Из воспоминаний о поэте мы выделяем книгу Н. Старичковой, потому что написана она искренно, человеком, любившим Рубцова («Я его боготворила»), понимавшим и его гениальность, и его общерусское значение. Она переживала за него, за то, что ведет изнурительным образ жизни, не бережёт себя, не даёт отдыха воспалённому творчеством мозгу. Мы благодарны ей за откровенность, скромность, за передачу много­численных черточек жизни Рубцова, ценных для нас.

Некоторые авторы воспоминании о Рубцове пишут о нём, как о деликатном и застенчивом человеке, и все подчеркивают его скромность. Он никогда ни на что не жаловался, наоборот, бодро определял свою участь: «Я люблю судьбу свою, я бегу от помрачений...», «Доволен я буквально всем...». Знал, что помочь себе может только он сам - хозяин-барин своей судьбы, ищущий свою дорогу:

Мы сваливать не вправе

Вину свою на жизнь.

Кто едет, тот и правит,

Поехал, так держись!

Я провода оставил,

Смотрю другим вослед.

Сам ехал бы и правил,

Да мне дороги нет.

(«Мы сваливать не вправе...»)

Только раз в письме посетовал на нехватку - отсутствие пишущей машинки, что действительно было для него проблемой, и то смущенно назвал своё сетование «жалобами турка». Отрешенность от соблазнов мира сего, углубленность в раз избранную стезю - Поэзию - именно это помогло ему сохранить чувство собственного досто­инства, выработать в себе неуязвимость от внешних обстоятельств, обрести внутреннюю свободу.

Авторы книг о Рубцове подходят к этой теме по- разному: одни вспоминают его поступки, слова, другие разыскивают детали биографии поэта и его родных, находят в газетах и сборниках публикации ранних стихов, собирают письма. Всё это очень важно и нужно, всё - в копилку наших знаний об облике Николая Михайловича. К сожалению, часто у разных авторов возникают несоответствия в датах и деталях, расхождения. Сам Рубцов о себе писал очень скупо - автобиографии при поступлении на учебу или работу, - отсюда и расхождения. Полной биографии поэта, что называется академической, на которую можно было бы ссылаться, еще не создано. Особенно большая разница в изданиях его стихов - и по тексту, и по датам написания.

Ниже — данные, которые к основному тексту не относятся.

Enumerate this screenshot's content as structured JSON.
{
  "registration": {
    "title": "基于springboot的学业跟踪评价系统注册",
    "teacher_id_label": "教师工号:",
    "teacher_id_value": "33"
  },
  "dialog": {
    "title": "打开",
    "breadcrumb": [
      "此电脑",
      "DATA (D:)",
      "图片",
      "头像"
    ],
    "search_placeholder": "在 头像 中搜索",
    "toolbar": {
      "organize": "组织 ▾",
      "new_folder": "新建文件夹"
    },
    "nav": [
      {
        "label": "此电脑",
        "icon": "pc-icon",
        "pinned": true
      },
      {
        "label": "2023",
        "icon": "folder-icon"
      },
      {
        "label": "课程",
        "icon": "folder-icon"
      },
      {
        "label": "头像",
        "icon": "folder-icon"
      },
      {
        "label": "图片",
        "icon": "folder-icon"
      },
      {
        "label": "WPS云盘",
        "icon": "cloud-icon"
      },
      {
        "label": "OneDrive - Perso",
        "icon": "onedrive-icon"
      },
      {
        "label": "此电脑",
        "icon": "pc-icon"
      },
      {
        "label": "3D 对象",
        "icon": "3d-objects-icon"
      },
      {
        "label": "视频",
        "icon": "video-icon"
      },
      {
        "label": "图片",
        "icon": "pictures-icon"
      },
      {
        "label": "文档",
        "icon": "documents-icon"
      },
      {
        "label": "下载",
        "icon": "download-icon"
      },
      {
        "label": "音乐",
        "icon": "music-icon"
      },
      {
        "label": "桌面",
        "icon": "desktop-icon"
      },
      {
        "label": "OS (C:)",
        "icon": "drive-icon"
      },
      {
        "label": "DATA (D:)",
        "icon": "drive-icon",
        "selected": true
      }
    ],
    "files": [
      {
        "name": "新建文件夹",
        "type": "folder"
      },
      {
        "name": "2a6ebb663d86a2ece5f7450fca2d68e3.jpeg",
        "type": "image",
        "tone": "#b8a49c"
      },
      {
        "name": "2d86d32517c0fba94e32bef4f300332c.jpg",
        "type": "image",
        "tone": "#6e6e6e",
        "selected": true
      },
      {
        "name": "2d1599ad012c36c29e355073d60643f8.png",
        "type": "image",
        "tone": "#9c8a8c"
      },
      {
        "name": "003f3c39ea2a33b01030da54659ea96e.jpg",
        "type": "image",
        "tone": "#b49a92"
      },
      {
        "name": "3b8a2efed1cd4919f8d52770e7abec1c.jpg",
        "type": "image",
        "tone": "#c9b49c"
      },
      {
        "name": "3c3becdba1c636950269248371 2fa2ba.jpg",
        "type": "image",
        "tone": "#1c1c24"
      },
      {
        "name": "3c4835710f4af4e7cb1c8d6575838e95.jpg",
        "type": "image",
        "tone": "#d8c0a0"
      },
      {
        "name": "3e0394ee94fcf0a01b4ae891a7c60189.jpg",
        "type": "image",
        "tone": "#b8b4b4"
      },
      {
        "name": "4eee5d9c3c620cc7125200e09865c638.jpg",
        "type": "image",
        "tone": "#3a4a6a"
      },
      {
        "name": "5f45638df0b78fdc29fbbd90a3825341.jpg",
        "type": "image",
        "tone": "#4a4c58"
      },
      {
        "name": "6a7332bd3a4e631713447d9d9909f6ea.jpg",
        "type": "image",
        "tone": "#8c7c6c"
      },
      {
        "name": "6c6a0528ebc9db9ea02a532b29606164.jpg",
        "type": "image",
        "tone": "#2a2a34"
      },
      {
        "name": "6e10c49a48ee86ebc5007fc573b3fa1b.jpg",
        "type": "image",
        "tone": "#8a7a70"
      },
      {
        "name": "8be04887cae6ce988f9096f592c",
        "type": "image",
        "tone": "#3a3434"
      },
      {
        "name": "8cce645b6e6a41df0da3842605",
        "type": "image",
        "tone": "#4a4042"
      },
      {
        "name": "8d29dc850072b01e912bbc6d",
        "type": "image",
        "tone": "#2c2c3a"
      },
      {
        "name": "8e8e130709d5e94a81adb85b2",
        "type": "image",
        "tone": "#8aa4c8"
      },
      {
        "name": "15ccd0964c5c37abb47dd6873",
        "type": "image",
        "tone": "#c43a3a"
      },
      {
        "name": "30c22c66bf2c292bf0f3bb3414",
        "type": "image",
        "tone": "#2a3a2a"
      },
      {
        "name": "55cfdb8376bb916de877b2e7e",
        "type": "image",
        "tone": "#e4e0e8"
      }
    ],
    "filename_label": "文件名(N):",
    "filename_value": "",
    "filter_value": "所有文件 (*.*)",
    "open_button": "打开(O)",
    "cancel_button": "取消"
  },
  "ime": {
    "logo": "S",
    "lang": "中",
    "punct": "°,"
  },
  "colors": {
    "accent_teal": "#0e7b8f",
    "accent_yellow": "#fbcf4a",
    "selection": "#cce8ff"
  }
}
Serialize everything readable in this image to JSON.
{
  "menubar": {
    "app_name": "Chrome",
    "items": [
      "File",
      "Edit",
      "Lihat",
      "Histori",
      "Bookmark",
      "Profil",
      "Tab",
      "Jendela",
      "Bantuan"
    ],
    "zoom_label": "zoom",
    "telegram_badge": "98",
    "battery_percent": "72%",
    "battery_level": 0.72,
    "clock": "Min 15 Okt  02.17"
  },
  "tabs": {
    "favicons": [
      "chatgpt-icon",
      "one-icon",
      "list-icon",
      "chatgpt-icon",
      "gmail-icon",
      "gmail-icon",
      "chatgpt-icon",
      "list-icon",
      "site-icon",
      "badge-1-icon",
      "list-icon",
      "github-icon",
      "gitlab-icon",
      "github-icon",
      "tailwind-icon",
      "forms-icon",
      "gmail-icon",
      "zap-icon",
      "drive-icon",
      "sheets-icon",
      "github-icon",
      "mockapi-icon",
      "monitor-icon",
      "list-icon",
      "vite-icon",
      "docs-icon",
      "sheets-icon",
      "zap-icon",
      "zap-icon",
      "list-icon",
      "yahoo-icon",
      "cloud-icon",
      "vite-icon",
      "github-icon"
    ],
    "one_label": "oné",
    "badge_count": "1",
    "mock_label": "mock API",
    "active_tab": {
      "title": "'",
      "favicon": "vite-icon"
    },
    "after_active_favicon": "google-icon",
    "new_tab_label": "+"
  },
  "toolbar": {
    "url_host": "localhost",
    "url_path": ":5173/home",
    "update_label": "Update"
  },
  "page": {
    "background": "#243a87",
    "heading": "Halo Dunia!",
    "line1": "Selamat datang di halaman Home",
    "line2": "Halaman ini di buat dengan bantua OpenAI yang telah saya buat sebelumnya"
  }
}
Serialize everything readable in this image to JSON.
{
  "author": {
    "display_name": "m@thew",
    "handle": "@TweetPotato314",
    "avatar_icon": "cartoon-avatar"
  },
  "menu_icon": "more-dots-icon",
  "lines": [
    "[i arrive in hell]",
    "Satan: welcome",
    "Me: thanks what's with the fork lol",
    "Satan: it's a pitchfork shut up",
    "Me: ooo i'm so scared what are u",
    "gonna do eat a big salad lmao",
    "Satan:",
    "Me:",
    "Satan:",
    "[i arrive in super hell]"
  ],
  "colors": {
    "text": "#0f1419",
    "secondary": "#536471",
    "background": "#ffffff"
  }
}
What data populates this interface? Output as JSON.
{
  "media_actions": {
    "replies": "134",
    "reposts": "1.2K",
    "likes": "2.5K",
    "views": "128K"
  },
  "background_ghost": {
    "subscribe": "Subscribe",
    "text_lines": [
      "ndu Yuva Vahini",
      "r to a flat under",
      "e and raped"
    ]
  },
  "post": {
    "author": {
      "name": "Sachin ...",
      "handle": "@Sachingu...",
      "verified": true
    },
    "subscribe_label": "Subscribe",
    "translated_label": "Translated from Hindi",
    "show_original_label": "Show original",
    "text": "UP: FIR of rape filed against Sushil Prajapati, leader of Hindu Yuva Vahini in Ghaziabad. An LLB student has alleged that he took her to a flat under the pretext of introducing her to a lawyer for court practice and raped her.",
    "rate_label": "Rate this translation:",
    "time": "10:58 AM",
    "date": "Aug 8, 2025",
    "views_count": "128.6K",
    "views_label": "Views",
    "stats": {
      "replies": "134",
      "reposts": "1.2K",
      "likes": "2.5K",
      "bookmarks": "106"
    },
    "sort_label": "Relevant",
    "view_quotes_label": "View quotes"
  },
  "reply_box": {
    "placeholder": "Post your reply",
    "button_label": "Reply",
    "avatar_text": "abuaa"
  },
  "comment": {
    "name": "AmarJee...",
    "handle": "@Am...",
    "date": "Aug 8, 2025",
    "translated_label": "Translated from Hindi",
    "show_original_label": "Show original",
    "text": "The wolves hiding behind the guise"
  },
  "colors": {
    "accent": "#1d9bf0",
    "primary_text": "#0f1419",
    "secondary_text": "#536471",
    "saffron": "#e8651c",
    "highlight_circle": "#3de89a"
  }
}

Ревизия судьбы и жизни Николая Рубцова необ­ходима, и эта необходимость всё острее с каждым годом. Пока же главный ориентир - стихи самого поэта, творчество которого - биография его души, рассказ о его судьбе.

Что же касается критиков и литературоведов, то их работ, посвященных Рубцову и доступных широкому читателю, могло бы быть и должно было бы быть значительно больше. Как, какими средствами достиг поэт такого мастерства? Каковы его излюбленные темы, образы, поэтические приёмы? Необходимо определить его место в литературе - как связующее звено современности с классикой, мостик к новому витку поэзии.

Рубцов оставил нам свою тайну, которую мы должны попытаться разгадать. В его стихах словно разлит мерца­ющий, загадочный свет, их нельзя разъять, «поверить алгеброй гармонию», как писал А.С. Пушкин. Вот, например:

Ну что ж, моя грешная лира,

Я тоже простой человек,

Сей образ прекрасного мира

Мы тоже оставим навек.

Но вечно пусть будет всё это,

Что свято я в жизни любил:

Тот город, и юность, и лето,

И небо с блуждающим светом

Неясных небесных светил.

Понять эту живопись словом, эту мерцающую музыку - значит приблизиться к его тайне.